Riflessioni sulla Pet Therapy, IAA, in tempo di Covid-19

Torneremo a comunicare con il tocco? Potremmo avvicinare mondi sconosciuti con l’aiuto delle carezze? Lavorare in pet therapy è anche questo, quello sfiorare con la punta delle dita il pelo dei tuoi cani preparati che metti a disposizione assieme a te stessa per entrare in contatto con i bambini fragili, per riportare alla luce sensazioni tattili che vanno a stimolare ricordi in menti affaticate dall’età e dall’esperienza della vita.

Interagire con le persone, affette da patologie importanti, è questione di attimi, è questione di sensazioni che vengono vissute direttamente senza filtri, esistono e sono immediate. Ho viva in me questa scena: palestrina in un centro per bambini affetti da autismo. Un bambino di 7 anni, l’educatrice, Marple, il mio cane, ed io. Il bambino è molto grave, mostra stereotipie comportamentali e motorie importanti, non parla, si muove in continuo nello spazio. Intuisco che ha una traiettoria ben precisa, da un angolo all’altro della palestra, in diagonale. Inizio a  camminare con lui e con noi, il cane, avanti e indietro, al ritmo del bambino. L’educatrice si ferma a lato, ci osserva: saremmo in troppi lungo quel sentiero. Quando il bambino accelera, io e il cane ci fermiamo, quello è un suo movimento e deve rimanere tale. Protocolli? No, non ci sono protocolli. Anzi, mi correggo, ci sono protocolli per la preparazione del cane, del coadiutore, dell’equipe e del progetto. Il protocollo deve entrare sottopelle, deve essere connaturato, non come dato innato, ma come frutto di studio, di preparazione e di carattere ed è per questo in un certo senso “scompare”, per divenire libertà. Libertà etica che tutela tutti.

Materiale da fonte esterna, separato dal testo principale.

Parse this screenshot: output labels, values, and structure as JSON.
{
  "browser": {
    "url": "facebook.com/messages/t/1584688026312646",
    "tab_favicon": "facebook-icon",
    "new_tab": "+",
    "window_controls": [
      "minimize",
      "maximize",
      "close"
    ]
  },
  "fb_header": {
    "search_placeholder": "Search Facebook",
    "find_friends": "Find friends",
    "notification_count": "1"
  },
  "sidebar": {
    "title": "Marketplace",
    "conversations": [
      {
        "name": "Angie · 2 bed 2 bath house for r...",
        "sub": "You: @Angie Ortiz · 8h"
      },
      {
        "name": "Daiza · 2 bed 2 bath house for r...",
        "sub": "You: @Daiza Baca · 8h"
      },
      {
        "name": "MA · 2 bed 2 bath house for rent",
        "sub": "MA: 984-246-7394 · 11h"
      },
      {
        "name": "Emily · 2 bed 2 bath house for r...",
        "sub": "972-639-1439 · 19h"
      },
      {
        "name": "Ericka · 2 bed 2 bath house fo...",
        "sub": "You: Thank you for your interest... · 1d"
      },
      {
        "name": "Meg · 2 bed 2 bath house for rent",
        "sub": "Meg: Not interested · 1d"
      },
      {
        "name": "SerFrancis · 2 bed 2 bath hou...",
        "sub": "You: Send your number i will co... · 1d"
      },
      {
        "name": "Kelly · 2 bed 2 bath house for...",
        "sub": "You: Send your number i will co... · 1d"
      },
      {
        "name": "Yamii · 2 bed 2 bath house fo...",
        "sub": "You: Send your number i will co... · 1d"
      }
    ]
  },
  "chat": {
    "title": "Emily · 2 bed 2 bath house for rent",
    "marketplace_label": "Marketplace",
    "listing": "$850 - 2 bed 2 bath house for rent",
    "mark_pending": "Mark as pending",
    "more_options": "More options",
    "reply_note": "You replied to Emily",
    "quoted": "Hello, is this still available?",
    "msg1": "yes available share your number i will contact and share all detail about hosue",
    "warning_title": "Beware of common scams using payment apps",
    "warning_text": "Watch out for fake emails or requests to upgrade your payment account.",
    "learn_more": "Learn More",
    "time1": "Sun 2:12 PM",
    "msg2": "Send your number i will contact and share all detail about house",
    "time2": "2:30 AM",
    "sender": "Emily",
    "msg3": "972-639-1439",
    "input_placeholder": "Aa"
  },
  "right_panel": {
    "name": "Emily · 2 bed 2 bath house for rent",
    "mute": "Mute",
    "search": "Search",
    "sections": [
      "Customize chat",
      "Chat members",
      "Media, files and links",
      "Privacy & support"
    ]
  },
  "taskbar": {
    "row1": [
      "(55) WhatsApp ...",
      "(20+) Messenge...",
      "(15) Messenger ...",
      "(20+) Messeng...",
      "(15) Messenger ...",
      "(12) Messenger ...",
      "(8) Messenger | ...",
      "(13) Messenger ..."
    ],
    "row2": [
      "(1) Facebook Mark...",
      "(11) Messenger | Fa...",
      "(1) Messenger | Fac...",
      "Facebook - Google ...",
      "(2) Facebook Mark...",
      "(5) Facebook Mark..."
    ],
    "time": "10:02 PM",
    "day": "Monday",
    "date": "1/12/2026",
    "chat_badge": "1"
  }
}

Il bambino va e viene lungo il suo sentiero e noi con lui. Durante una seduta il bambino inverte inaspettatamente il senso di marcia e apre la mano per sfiorare con le dita il pelo di Marple e poi continua il suo percorso. È avvenuta un’apertura, un’apertura volontaria e da lì si inizia un nuovo percorso educativo. Una porta d’ingresso a un mondo diverso. I due mondi si sono sfiorati.

Eravamo tutti lì, abbiamo vissuto insieme, non eravamo in distanziamento sociale.

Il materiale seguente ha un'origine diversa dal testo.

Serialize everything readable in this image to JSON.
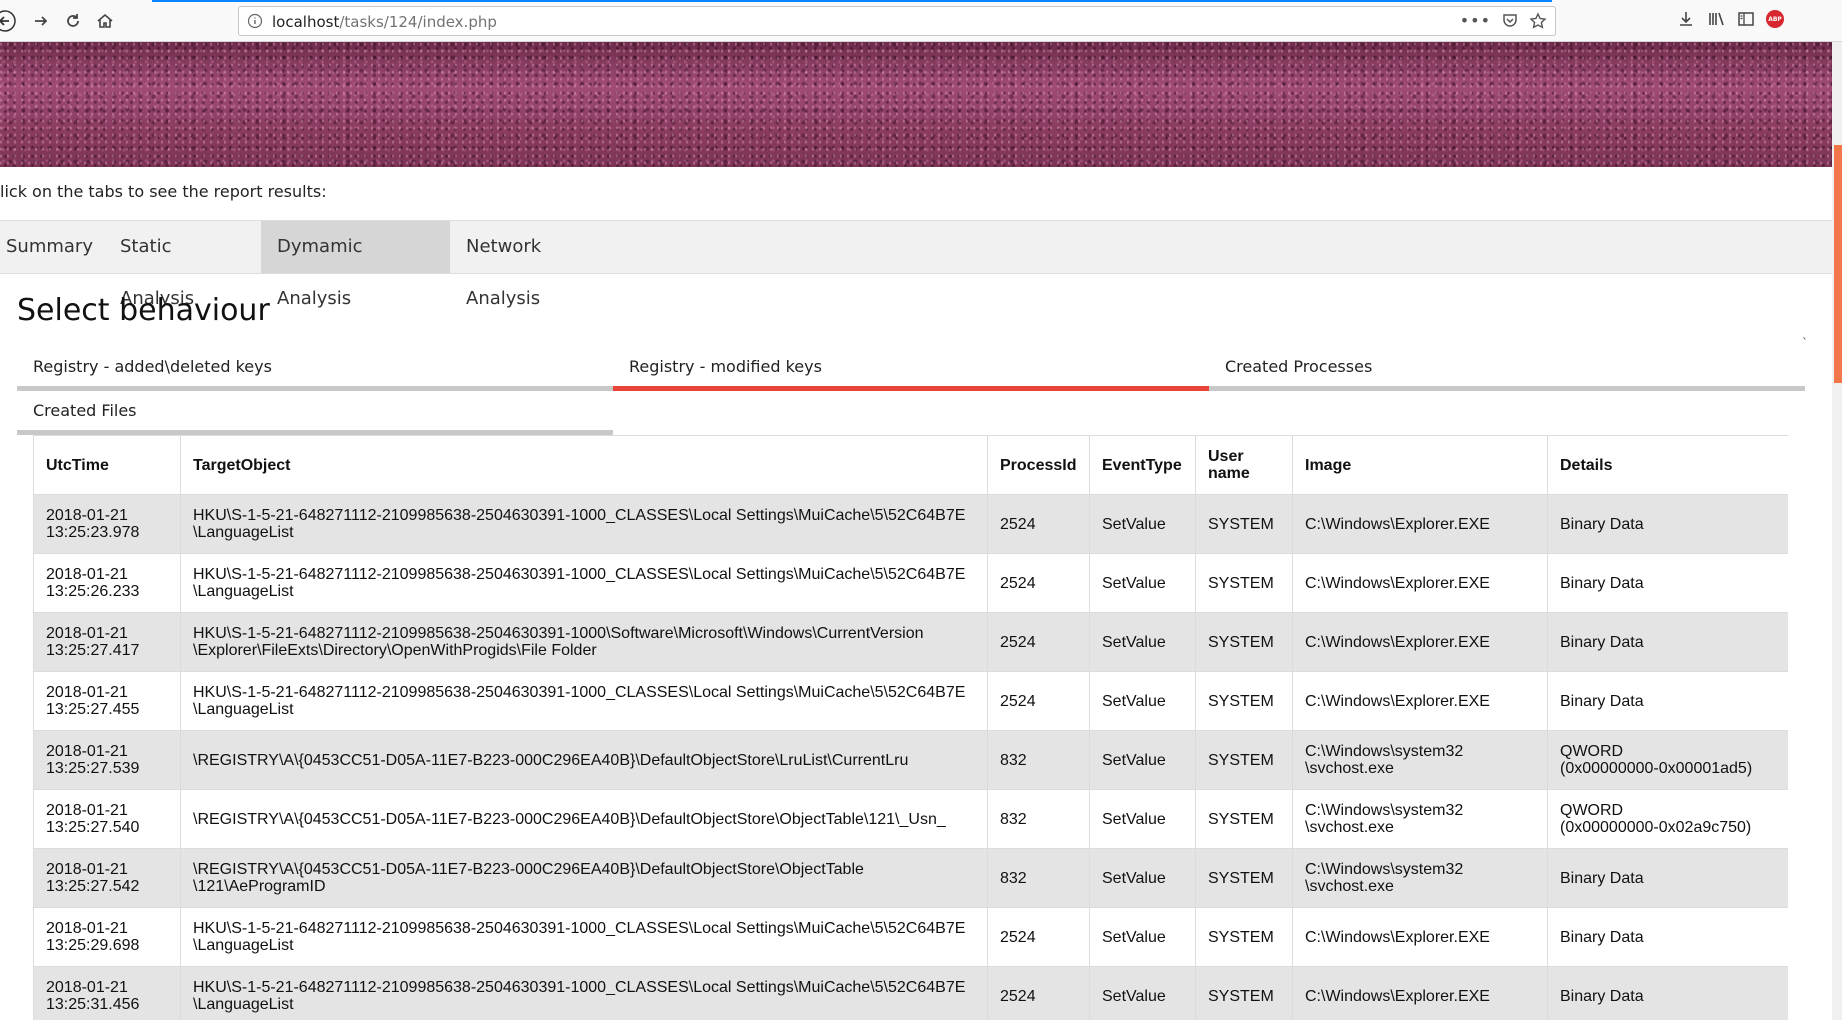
{
  "browser": {
    "url_host": "localhost",
    "url_path": "/tasks/124/index.php"
  },
  "page": {
    "instruction": "lick on the tabs to see the report results:",
    "main_tabs": [
      "Summary",
      "Static Analysis",
      "Dymamic Analysis",
      "Network Analysis"
    ],
    "active_main_tab": "Dymamic Analysis",
    "section_title": "Select behaviour",
    "sub_tabs": [
      "Registry - added\\deleted keys",
      "Registry - modified keys",
      "Created Processes",
      "Created Files"
    ],
    "active_sub_tab": "Registry - modified keys"
  },
  "table": {
    "headers": [
      "UtcTime",
      "TargetObject",
      "ProcessId",
      "EventType",
      "User name",
      "Image",
      "Details"
    ],
    "rows": [
      {
        "time": "2018-01-21\n13:25:23.978",
        "target": "HKU\\S-1-5-21-648271112-2109985638-2504630391-1000_CLASSES\\Local Settings\\MuiCache\\5\\52C64B7E\n\\LanguageList",
        "pid": "2524",
        "event": "SetValue",
        "user": "SYSTEM",
        "image": "C:\\Windows\\Explorer.EXE",
        "details": "Binary Data"
      },
      {
        "time": "2018-01-21\n13:25:26.233",
        "target": "HKU\\S-1-5-21-648271112-2109985638-2504630391-1000_CLASSES\\Local Settings\\MuiCache\\5\\52C64B7E\n\\LanguageList",
        "pid": "2524",
        "event": "SetValue",
        "user": "SYSTEM",
        "image": "C:\\Windows\\Explorer.EXE",
        "details": "Binary Data"
      },
      {
        "time": "2018-01-21\n13:25:27.417",
        "target": "HKU\\S-1-5-21-648271112-2109985638-2504630391-1000\\Software\\Microsoft\\Windows\\CurrentVersion\n\\Explorer\\FileExts\\Directory\\OpenWithProgids\\File Folder",
        "pid": "2524",
        "event": "SetValue",
        "user": "SYSTEM",
        "image": "C:\\Windows\\Explorer.EXE",
        "details": "Binary Data"
      },
      {
        "time": "2018-01-21\n13:25:27.455",
        "target": "HKU\\S-1-5-21-648271112-2109985638-2504630391-1000_CLASSES\\Local Settings\\MuiCache\\5\\52C64B7E\n\\LanguageList",
        "pid": "2524",
        "event": "SetValue",
        "user": "SYSTEM",
        "image": "C:\\Windows\\Explorer.EXE",
        "details": "Binary Data"
      },
      {
        "time": "2018-01-21\n13:25:27.539",
        "target": "\\REGISTRY\\A\\{0453CC51-D05A-11E7-B223-000C296EA40B}\\DefaultObjectStore\\LruList\\CurrentLru",
        "pid": "832",
        "event": "SetValue",
        "user": "SYSTEM",
        "image": "C:\\Windows\\system32\n\\svchost.exe",
        "details": "QWORD\n(0x00000000-0x00001ad5)"
      },
      {
        "time": "2018-01-21\n13:25:27.540",
        "target": "\\REGISTRY\\A\\{0453CC51-D05A-11E7-B223-000C296EA40B}\\DefaultObjectStore\\ObjectTable\\121\\_Usn_",
        "pid": "832",
        "event": "SetValue",
        "user": "SYSTEM",
        "image": "C:\\Windows\\system32\n\\svchost.exe",
        "details": "QWORD\n(0x00000000-0x02a9c750)"
      },
      {
        "time": "2018-01-21\n13:25:27.542",
        "target": "\\REGISTRY\\A\\{0453CC51-D05A-11E7-B223-000C296EA40B}\\DefaultObjectStore\\ObjectTable\n\\121\\AeProgramID",
        "pid": "832",
        "event": "SetValue",
        "user": "SYSTEM",
        "image": "C:\\Windows\\system32\n\\svchost.exe",
        "details": "Binary Data"
      },
      {
        "time": "2018-01-21\n13:25:29.698",
        "target": "HKU\\S-1-5-21-648271112-2109985638-2504630391-1000_CLASSES\\Local Settings\\MuiCache\\5\\52C64B7E\n\\LanguageList",
        "pid": "2524",
        "event": "SetValue",
        "user": "SYSTEM",
        "image": "C:\\Windows\\Explorer.EXE",
        "details": "Binary Data"
      },
      {
        "time": "2018-01-21\n13:25:31.456",
        "target": "HKU\\S-1-5-21-648271112-2109985638-2504630391-1000_CLASSES\\Local Settings\\MuiCache\\5\\52C64B7E\n\\LanguageList",
        "pid": "2524",
        "event": "SetValue",
        "user": "SYSTEM",
        "image": "C:\\Windows\\Explorer.EXE",
        "details": "Binary Data"
      }
    ]
  },
  "colors": {
    "active_subtab_underline": "#e8443a",
    "scroll_thumb": "#f2764a",
    "row_shade": "#e4e4e4"
  },
  "icons": [
    "back-icon",
    "forward-icon",
    "reload-icon",
    "home-icon",
    "info-icon",
    "more-icon",
    "pocket-icon",
    "bookmark-star-icon",
    "download-icon",
    "library-icon",
    "sidebar-icon",
    "adblock-icon"
  ]
}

La pandemia ci sta mettendo di fronte a un grande mutamento, mette tutto in discussione e noi abbiamo il dovere di apportare i cambiamenti. Dipende da ognuno di noi, uno sguardo diverso, un approccio diverso agli affetti, al lavoro, alla società. Torneremo a comunicare con le carezze in punta di dita? Spero di sì un giorno, ma purtroppo non so quale.